Но как бы ни сложна была работа, ее требования были для Полины Антоновны законом. Она не терпела тех, кто относится к работе кое-как, и старалась делать все точно и аккуратно. Правда, приходилось перекраивать сутки, отрывать время и от сна, и от чтения, приходилось кое в чем и отставать от жизни.

Однажды, к стыду своему, она отметила такое отставание, когда отец Феликса, полковник Крылов, спросил ее:

— Вы следите за «Комсомольской правдой»?

— Вообще слежу, но… может быть, что-нибудь и пропустила. А что?

— Там развертывается интересная дискуссия — «Как стать хорошим человеком?». Посмотрите. Очень интересно!

— Обязательно посмотрю. Спасибо!

Полина Антоновна в тот же день перелистала в библиотеке подшивку «Комсомольской правды» и полностью согласилась с умной подсказкой всерьез заинтересовавшегося школьными делами полковника: хорошо бы начать разговор на эту тему и в классе. Она поговорила об этом с Борисом, и они решили организовать такой разговор для обоих классов — и мальчиков и девочек.

И вот было проведено совместное собрание.

Валя Баталин тоже прочитал в «Комсомольской правде» письмо молодого горняка Астраханцева:

«Я хочу воспитать в себе лучшие качества советского человека, чтобы люди могли сказать: «Хороший человек!»

Как это отвечало его собственным мыслям, его кропотливой, придирчивой работе над собой, постоянно преследующему его вопросу: что хорошо и что плохо? Поэтому он с большим интересом следил за развертывающимися на собрании прениями, но это не помешало ему заметить, когда пришла Таня Демина. Она немного опоздала и села в сторонке, скромно, тихо, поправив на коленях платье. Ее увидела Люда Горова и громким шепотом сказала:

— Демушка, иди сюда! Место есть!

«Демушка, — подумал Валя. — Как хорошо!»

С тех пор она так и вошла к нему в душу — «Демушкой».

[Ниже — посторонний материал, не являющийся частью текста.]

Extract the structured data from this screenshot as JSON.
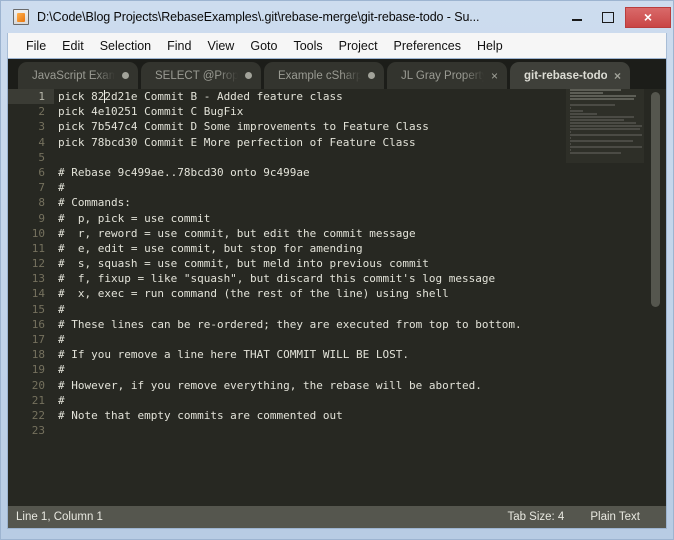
{
  "window": {
    "title": "D:\\Code\\Blog Projects\\RebaseExamples\\.git\\rebase-merge\\git-rebase-todo - Su...",
    "icon": "sublime-text-icon",
    "minimize_label": "",
    "maximize_label": "",
    "close_label": "×",
    "accent_close": "#c94545",
    "chrome_bg": "#c2d4ea"
  },
  "menubar": {
    "items": [
      {
        "label": "File"
      },
      {
        "label": "Edit"
      },
      {
        "label": "Selection"
      },
      {
        "label": "Find"
      },
      {
        "label": "View"
      },
      {
        "label": "Goto"
      },
      {
        "label": "Tools"
      },
      {
        "label": "Project"
      },
      {
        "label": "Preferences"
      },
      {
        "label": "Help"
      }
    ]
  },
  "tabs": [
    {
      "label": "JavaScript Example",
      "dirty": true,
      "close": "×",
      "active": false
    },
    {
      "label": "SELECT @Property",
      "dirty": true,
      "close": "×",
      "active": false
    },
    {
      "label": "Example cSharp Sn",
      "dirty": true,
      "close": "×",
      "active": false
    },
    {
      "label": "JL Gray Property N",
      "dirty": false,
      "close": "×",
      "active": false
    },
    {
      "label": "git-rebase-todo",
      "dirty": false,
      "close": "×",
      "active": true
    }
  ],
  "editor": {
    "current_line": 1,
    "lines": [
      "pick 822d21e Commit B - Added feature class",
      "pick 4e10251 Commit C BugFix",
      "pick 7b547c4 Commit D Some improvements to Feature Class",
      "pick 78bcd30 Commit E More perfection of Feature Class",
      "",
      "# Rebase 9c499ae..78bcd30 onto 9c499ae",
      "#",
      "# Commands:",
      "#  p, pick = use commit",
      "#  r, reword = use commit, but edit the commit message",
      "#  e, edit = use commit, but stop for amending",
      "#  s, squash = use commit, but meld into previous commit",
      "#  f, fixup = like \"squash\", but discard this commit's log message",
      "#  x, exec = run command (the rest of the line) using shell",
      "#",
      "# These lines can be re-ordered; they are executed from top to bottom.",
      "#",
      "# If you remove a line here THAT COMMIT WILL BE LOST.",
      "#",
      "# However, if you remove everything, the rebase will be aborted.",
      "#",
      "# Note that empty commits are commented out",
      ""
    ],
    "background": "#272822",
    "foreground": "#e2e2d8",
    "gutter_color": "#75715e"
  },
  "statusbar": {
    "position": "Line 1, Column 1",
    "tab_size": "Tab Size: 4",
    "syntax": "Plain Text"
  }
}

Валя даже не мог понять: как и почему он не заметил ее раньше, в прошлом году? Как и почему он позволил себе увлечься Юлей, этим «живописным созданием» с тонкими, точно дымящимися волосами? Вот они сидят обе — одна недалеко от другой. Юля на этот раз сидит среди девочек и, кажется, слушает, что говорит Витя Уваров, но это только кажется. На самом деле ей не сидится, она точно чего-то ждет — глазки направо, глазки налево, игрушечный носик ее, усыпанный веснушками, все время беспокойно подергивается. Она то поправит белый воротничок, то синие бантики в косах. Демушка, наоборот, слушает, сосредоточенно прищурив свои припухшие веки. Она — белокурая, как Майя Емшанова, косы у нее тоже толстые, но короткие, пышные, распушенные на концах, и сама она проще, приветливей. В лице ее что-то милое, «девчачье», во взгляде — искренность и непосредственность.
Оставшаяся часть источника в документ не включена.